M. Hounkpatin n’ignore pas que ses constats sont trop légers pour conduire à l’inculpation des nouveaux suspects. Lorsque le Covid 19 débarquait en Europe, on n’en savait pas beaucoup à son sujet. Les symptômes n’étaient pas précis ou précisés. Les mesures barrières telles qu’on les connaît aujourd’hui n’étaient pas encore en vogue. On savait tout juste qu’il fallait éviter les contacts au maximum.

La distanciation physique d’au moins un mètre, l’éternuement ou le fait de tousser dans le creux de son coude, le port systématique de masques etc… voire des mesures drastiques de confinement total ont été instaurés plus tard à la faveur d’une meilleure connaissance des manifestations du virus. La France a connu le pic de l’épidémie en mars-avril et enclenché son déconfinement le 11 mai. Comme elle, certains pays européens, dans une situation identique, ont commencé à déconfiner bien avant l’été.

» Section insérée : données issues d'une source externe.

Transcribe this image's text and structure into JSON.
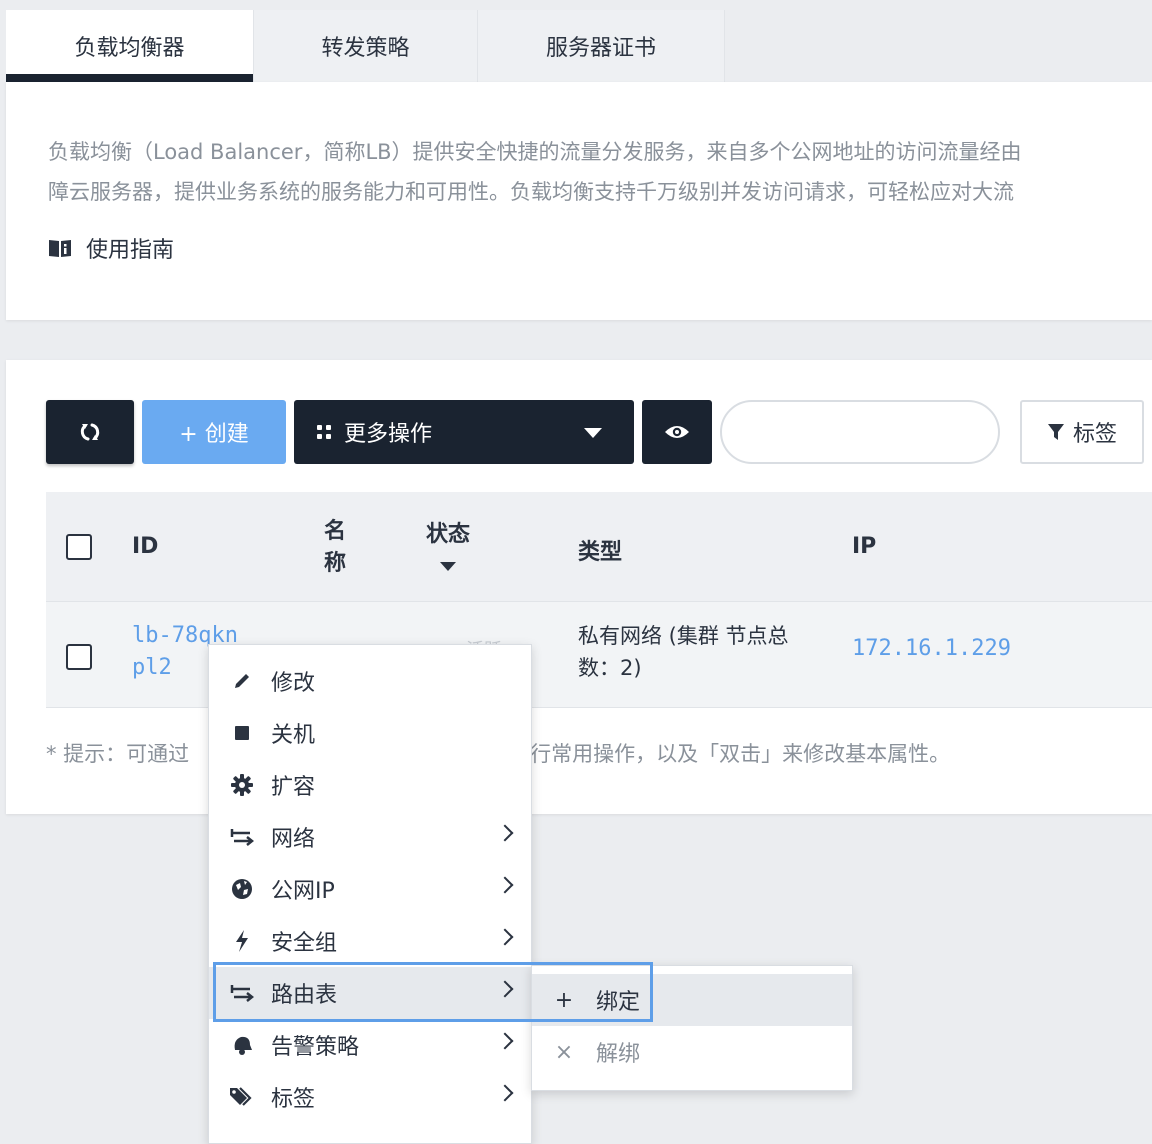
{
  "tabs": [
    {
      "label": "负载均衡器",
      "active": true
    },
    {
      "label": "转发策略",
      "active": false
    },
    {
      "label": "服务器证书",
      "active": false
    }
  ],
  "intro": {
    "line1": "负载均衡（Load Balancer，简称LB）提供安全快捷的流量分发服务，来自多个公网地址的访问流量经由",
    "line2": "障云服务器，提供业务系统的服务能力和可用性。负载均衡支持千万级别并发访问请求，可轻松应对大流",
    "guide_label": "使用指南"
  },
  "toolbar": {
    "create_label": "+ 创建",
    "more_label": "更多操作",
    "search_placeholder": "",
    "tags_label": "标签"
  },
  "table": {
    "headers": {
      "id": "ID",
      "name_1": "名",
      "name_2": "称",
      "status": "状态",
      "type": "类型",
      "ip": "IP"
    },
    "row": {
      "id_1": "lb-78qkn",
      "id_2": "pl2",
      "status": "活跃",
      "type": "私有网络 (集群 节点总数：2)",
      "ip": "172.16.1.229"
    }
  },
  "hint": {
    "prefix": "* 提示：可通过",
    "suffix": "进行常用操作，以及「双击」来修改基本属性。"
  },
  "context_menu": {
    "items": [
      {
        "label": "修改",
        "icon": "pencil-icon",
        "submenu": false
      },
      {
        "label": "关机",
        "icon": "stop-icon",
        "submenu": false
      },
      {
        "label": "扩容",
        "icon": "gear-icon",
        "submenu": false
      },
      {
        "label": "网络",
        "icon": "swap-icon",
        "submenu": true
      },
      {
        "label": "公网IP",
        "icon": "globe-icon",
        "submenu": true
      },
      {
        "label": "安全组",
        "icon": "bolt-icon",
        "submenu": true
      },
      {
        "label": "路由表",
        "icon": "swap-icon",
        "submenu": true,
        "hover": true
      },
      {
        "label": "告警策略",
        "icon": "bell-icon",
        "submenu": true
      },
      {
        "label": "标签",
        "icon": "tag-icon",
        "submenu": true
      }
    ],
    "submenu": {
      "bind_icon": "+",
      "bind_label": "绑定",
      "unbind_icon": "×",
      "unbind_label": "解绑"
    }
  },
  "colors": {
    "dark": "#1a2330",
    "primary": "#6aaaf1",
    "link": "#5e9ee8",
    "highlight": "#5e9ee8"
  }
}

Pendant ce temps en Afrique subsaharienne, au Bénin en particulier, nous nous prévalions de notre flemme légendaire, de notre état miséreux et de notre immunité autoproclamée pour ne rien entreprendre de concret. Il n’est pas surprenant que nous en soyons au niveau de propagation où nous en sommes. Il n’y a pas à être surpris non plus que les contrées ayant opté assez tôt pour un dispositif plus ou moins strict respirent mieux désormais, y compris des pays à forte densité démographique, au moment où les laxistes sont à la ramasse.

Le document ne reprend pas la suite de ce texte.